Benjamin Netanyahu a tissé des liens avec les États arabes sunnites, notamment par le biais des accords d’Abraham, afin de former une coalition anti-iranienne. Mais la semaine dernière, l’Arabie saoudite a conclu un accord de désescalade avec l’Iran, sous l’égide de la Chine. Dans une région dangereuse et instable, l’Amérique reste l’allié indispensable d’Israël.

La dernière vulnérabilité concerne les citoyens arabes d’Israël et les Palestiniens de Cisjordanie. Si les droits des minorités en Israël sont affaiblis, les Arabes israéliens, qui sont victimes de discrimination, seront de plus en plus désillusionnés.

En Cisjordanie, la Cour suprême a, dans une certaine mesure, freiné la colonisation. Affaiblir la Cour, alors même que les ministres israéliens épousent ouvertement le racisme anti-arabe, est incendiaire. Benjamin Netanyahu espère que la question palestinienne pourra être gelée à jamais. Mais l’aimable patron de l’Autorité palestinienne, âgé de 87 ans, risque de ne pas tenir longtemps, et de nouveaux groupes militants se forment.

Que faut-il faire ?

Les réformes juridiques devraient être suspendues. Un objectif approprié pour le 75e anniversaire d’Israël serait une convention constitutionnelle visant à trouver un équilibre entre les tribunaux et le parlement et à obtenir un large consentement.
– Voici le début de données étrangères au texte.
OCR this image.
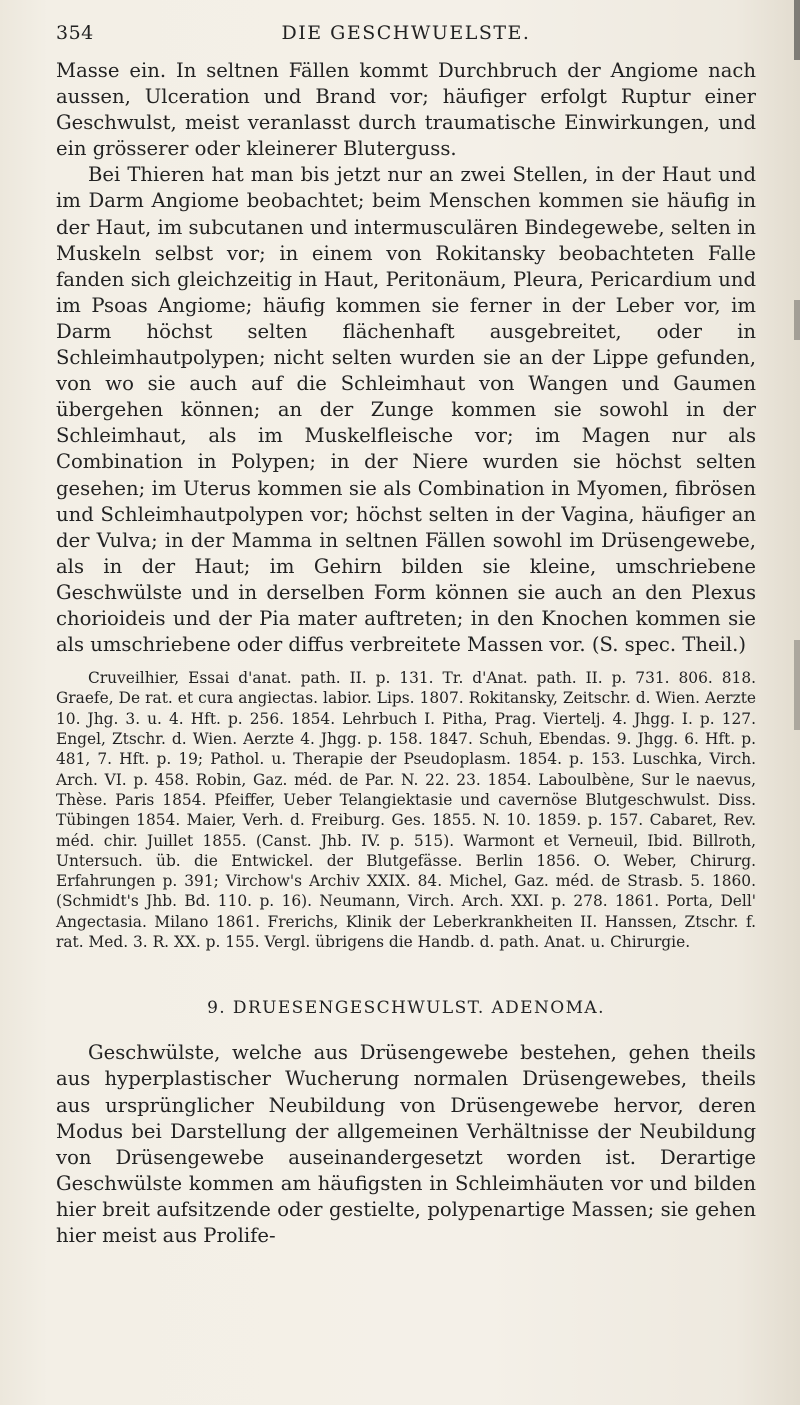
354	DIE GESCHWUELSTE.

Masse ein. In seltnen Fällen kommt Durchbruch der Angiome nach aussen, Ulceration und Brand vor; häufiger erfolgt Ruptur einer Geschwulst, meist veranlasst durch traumatische Einwirkungen, und ein grösserer oder kleinerer Bluterguss.

Bei Thieren hat man bis jetzt nur an zwei Stellen, in der Haut und im Darm Angiome beobachtet; beim Menschen kommen sie häufig in der Haut, im subcutanen und intermusculären Bindegewebe, selten in Muskeln selbst vor; in einem von Rokitansky beobachteten Falle fanden sich gleichzeitig in Haut, Peritonäum, Pleura, Pericardium und im Psoas Angiome; häufig kommen sie ferner in der Leber vor, im Darm höchst selten flächenhaft ausgebreitet, oder in Schleimhautpolypen; nicht selten wurden sie an der Lippe gefunden, von wo sie auch auf die Schleimhaut von Wangen und Gaumen übergehen können; an der Zunge kommen sie sowohl in der Schleimhaut, als im Muskelfleische vor; im Magen nur als Combination in Polypen; in der Niere wurden sie höchst selten gesehen; im Uterus kommen sie als Combination in Myomen, fibrösen und Schleimhautpolypen vor; höchst selten in der Vagina, häufiger an der Vulva; in der Mamma in seltnen Fällen sowohl im Drüsengewebe, als in der Haut; im Gehirn bilden sie kleine, umschriebene Geschwülste und in derselben Form können sie auch an den Plexus chorioideis und der Pia mater auftreten; in den Knochen kommen sie als umschriebene oder diffus verbreitete Massen vor. (S. spec. Theil.)

Cruveilhier, Essai d'anat. path. II. p. 131. Tr. d'Anat. path. II. p. 731. 806. 818. Graefe, De rat. et cura angiectas. labior. Lips. 1807. Rokitansky, Zeitschr. d. Wien. Aerzte 10. Jhg. 3. u. 4. Hft. p. 256. 1854. Lehrbuch I. Pitha, Prag. Viertelj. 4. Jhgg. I. p. 127. Engel, Ztschr. d. Wien. Aerzte 4. Jhgg. p. 158. 1847. Schuh, Ebendas. 9. Jhgg. 6. Hft. p. 481, 7. Hft. p. 19; Pathol. u. Therapie der Pseudoplasm. 1854. p. 153. Luschka, Virch. Arch. VI. p. 458. Robin, Gaz. méd. de Par. N. 22. 23. 1854. Laboulbène, Sur le naevus, Thèse. Paris 1854. Pfeiffer, Ueber Telangiektasie und cavernöse Blutgeschwulst. Diss. Tübingen 1854. Maier, Verh. d. Freiburg. Ges. 1855. N. 10. 1859. p. 157. Cabaret, Rev. méd. chir. Juillet 1855. (Canst. Jhb. IV. p. 515). Warmont et Verneuil, Ibid. Billroth, Untersuch. üb. die Entwickel. der Blutgefässe. Berlin 1856. O. Weber, Chirurg. Erfahrungen p. 391; Virchow's Archiv XXIX. 84. Michel, Gaz. méd. de Strasb. 5. 1860. (Schmidt's Jhb. Bd. 110. p. 16). Neumann, Virch. Arch. XXI. p. 278. 1861. Porta, Dell' Angectasia. Milano 1861. Frerichs, Klinik der Leberkrankheiten II. Hanssen, Ztschr. f. rat. Med. 3. R. XX. p. 155. Vergl. übrigens die Handb. d. path. Anat. u. Chirurgie.

9. DRUESENGESCHWULST. ADENOMA.

Geschwülste, welche aus Drüsengewebe bestehen, gehen theils aus hyperplastischer Wucherung normalen Drüsengewebes, theils aus ursprünglicher Neubildung von Drüsengewebe hervor, deren Modus bei Darstellung der allgemeinen Verhältnisse der Neubildung von Drüsengewebe auseinandergesetzt worden ist. Derartige Geschwülste kommen am häufigsten in Schleimhäuten vor und bilden hier breit aufsitzende oder gestielte, polypenartige Massen; sie gehen hier meist aus Prolife-
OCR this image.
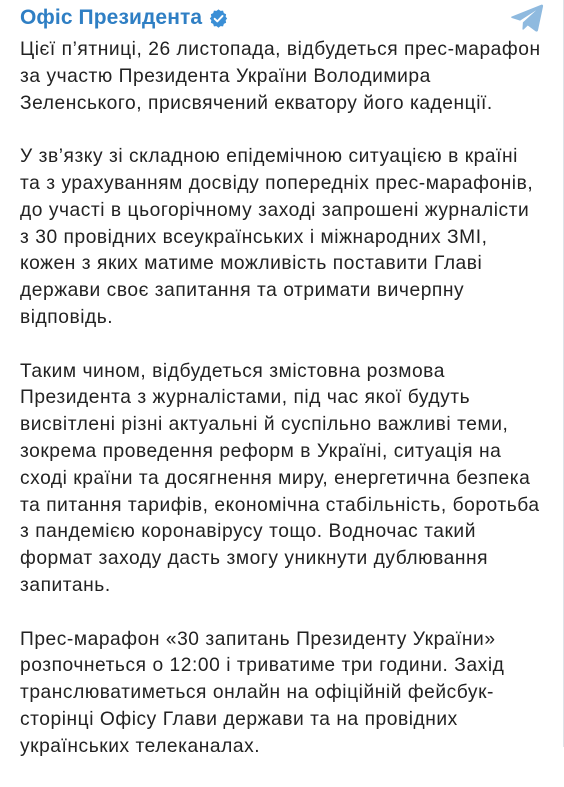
Офіс Президента

Цієї п’ятниці, 26 листопада, відбудеться прес-марафон
за участю Президента України Володимира
Зеленського, присвячений екватору його каденції.

У зв’язку зі складною епідемічною ситуацією в країні
та з урахуванням досвіду попередніх прес-марафонів,
до участі в цьогорічному заході запрошені журналісти
з 30 провідних всеукраїнських і міжнародних ЗМІ,
кожен з яких матиме можливість поставити Главі
держави своє запитання та отримати вичерпну
відповідь.

Таким чином, відбудеться змістовна розмова
Президента з журналістами, під час якої будуть
висвітлені різні актуальні й суспільно важливі теми,
зокрема проведення реформ в Україні, ситуація на
сході країни та досягнення миру, енергетична безпека
та питання тарифів, економічна стабільність, боротьба
з пандемією коронавірусу тощо. Водночас такий
формат заходу дасть змогу уникнути дублювання
запитань.

Прес-марафон «30 запитань Президенту України»
розпочнеться о 12:00 і триватиме три години. Захід
транслюватиметься онлайн на офіційній фейсбук-
сторінці Офісу Глави держави та на провідних
українських телеканалах.
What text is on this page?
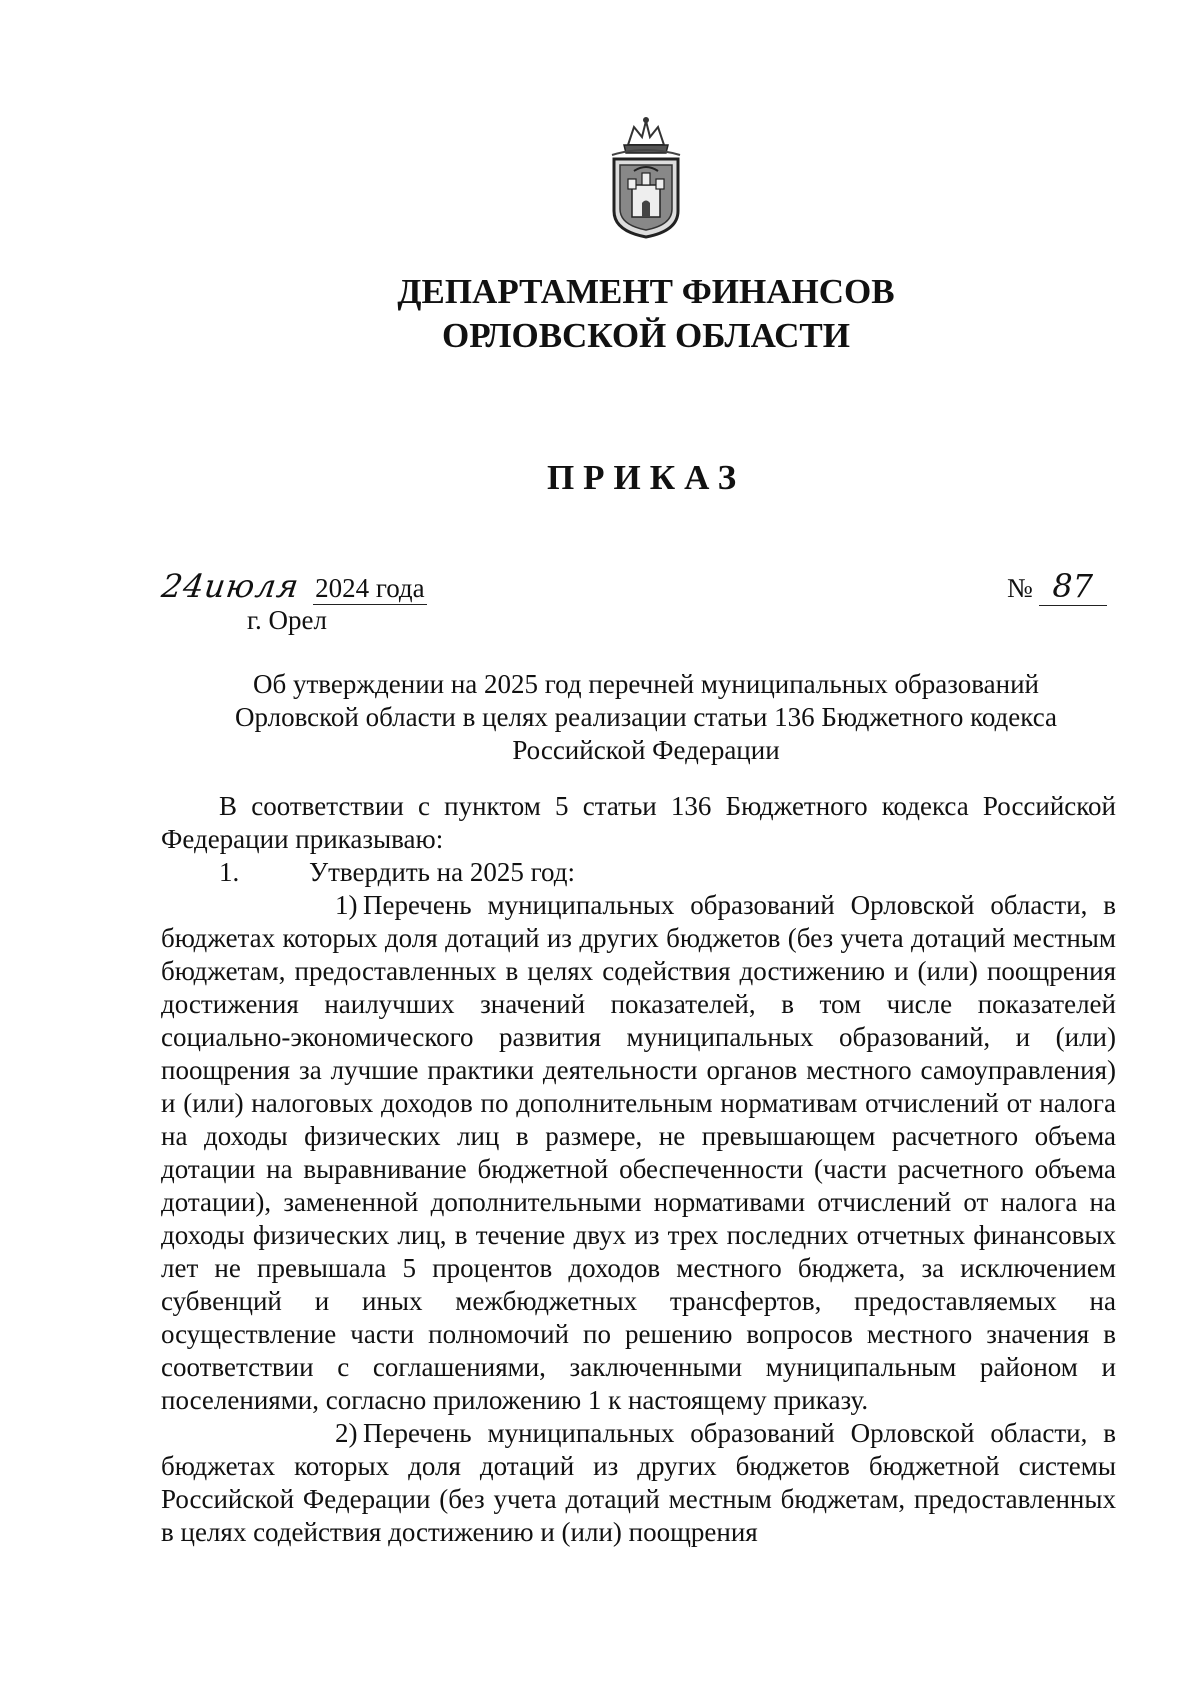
ДЕПАРТАМЕНТ ФИНАНСОВ
ОРЛОВСКОЙ ОБЛАСТИ
ПРИКАЗ
24июля 2024 года
г. Орел
№ 87
Об утверждении на 2025 год перечней муниципальных образований
Орловской области в целях реализации статьи 136 Бюджетного кодекса
Российской Федерации

В соответствии с пунктом 5 статьи 136 Бюджетного кодекса Российской Федерации приказываю:

1.	Утвердить на 2025 год:

1) Перечень муниципальных образований Орловской области, в бюджетах которых доля дотаций из других бюджетов (без учета дотаций местным бюджетам, предоставленных в целях содействия достижению и (или) поощрения достижения наилучших значений показателей, в том числе показателей социально-экономического развития муниципальных образований, и (или) поощрения за лучшие практики деятельности органов местного самоуправления) и (или) налоговых доходов по дополнительным нормативам отчислений от налога на доходы физических лиц в размере, не превышающем расчетного объема дотации на выравнивание бюджетной обеспеченности (части расчетного объема дотации), замененной дополнительными нормативами отчислений от налога на доходы физических лиц, в течение двух из трех последних отчетных финансовых лет не превышала 5 процентов доходов местного бюджета, за исключением субвенций и иных межбюджетных трансфертов, предоставляемых на осуществление части полномочий по решению вопросов местного значения в соответствии с соглашениями, заключенными муниципальным районом и поселениями, согласно приложению 1 к настоящему приказу.

2) Перечень муниципальных образований Орловской области, в бюджетах которых доля дотаций из других бюджетов бюджетной системы Российской Федерации (без учета дотаций местным бюджетам, предоставленных в целях содействия достижению и (или) поощрения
Les pays divisés ont besoin d’institutions et de garanties plus fortes, et non plus faibles. Israël a également besoin d’un réalignement politique afin que ses partis reflètent les changements sociaux. Quelque 50 à 60 % des électeurs israéliens sont modérés et, ensemble, ils pourraient obtenir la majorité à la Knesset. De vastes réalignements de partis se sont déjà produits par le passé.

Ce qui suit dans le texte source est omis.